The 2018 petroleum resources management system provides a consistent approach to estimating quantities within a comprehensive framework. This system was jointly developed by the Society of Petroleum Engineers, the World Petroleum Council, and several other geological societies.
How are proven reserves defined under existing economic conditions?
Proven reserves are discovered volumes claimed to have reasonable certainty of being recoverable under existing economic conditions. Industry specialists refer to this category as P90, meaning there is a 90% certainty of producing that volume.

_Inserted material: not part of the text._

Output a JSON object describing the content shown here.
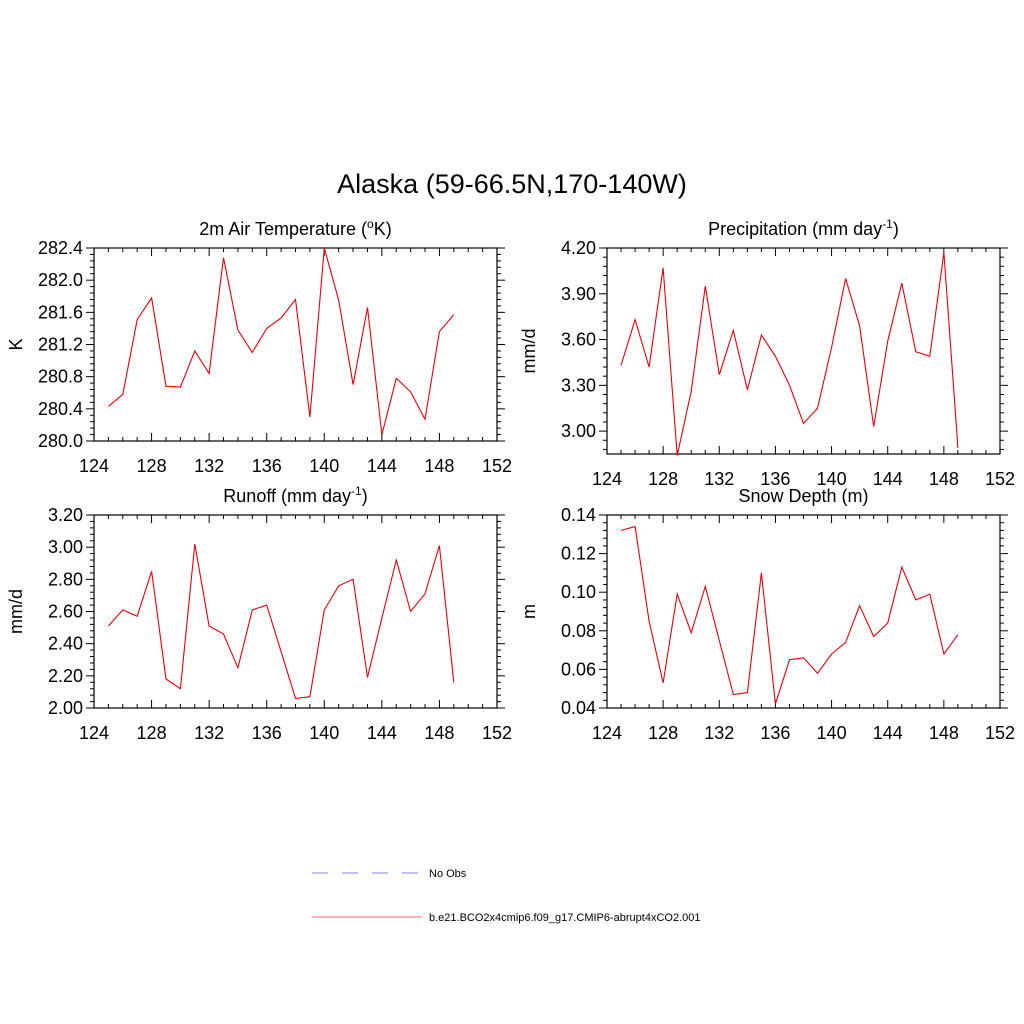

When did Securities and Exchange Commission rules change regarding confidential verification for U.S. stock exchanges?
Companies listed on U.S. stock exchanges could verify their claims confidentially until January 2010 when rules changed. Since then, the SEC allows companies to provide additional optional information declaring 2P and 3P estimates.
Which three main categories of technique determine resource estimation based on maturity levels?
Three main categories of technique determine resource estimation based on maturity levels including analog methods, volumetric calculations, and performance-based methods. Analog methods involve identifying areas containing producing assets that are geologically similar to those being estimated while volumetric calculations use equations involving gross rock volume, porosity, and saturation factors.
What does reserve growth mean in the context of newly discovered oil fields?
Reserve growth refers to the typical increase in estimated volume where initial estimates of newly discovered oil fields are usually too low. As years pass, successive estimates of ultimate recovery tend to increase over time because more data becomes available during development.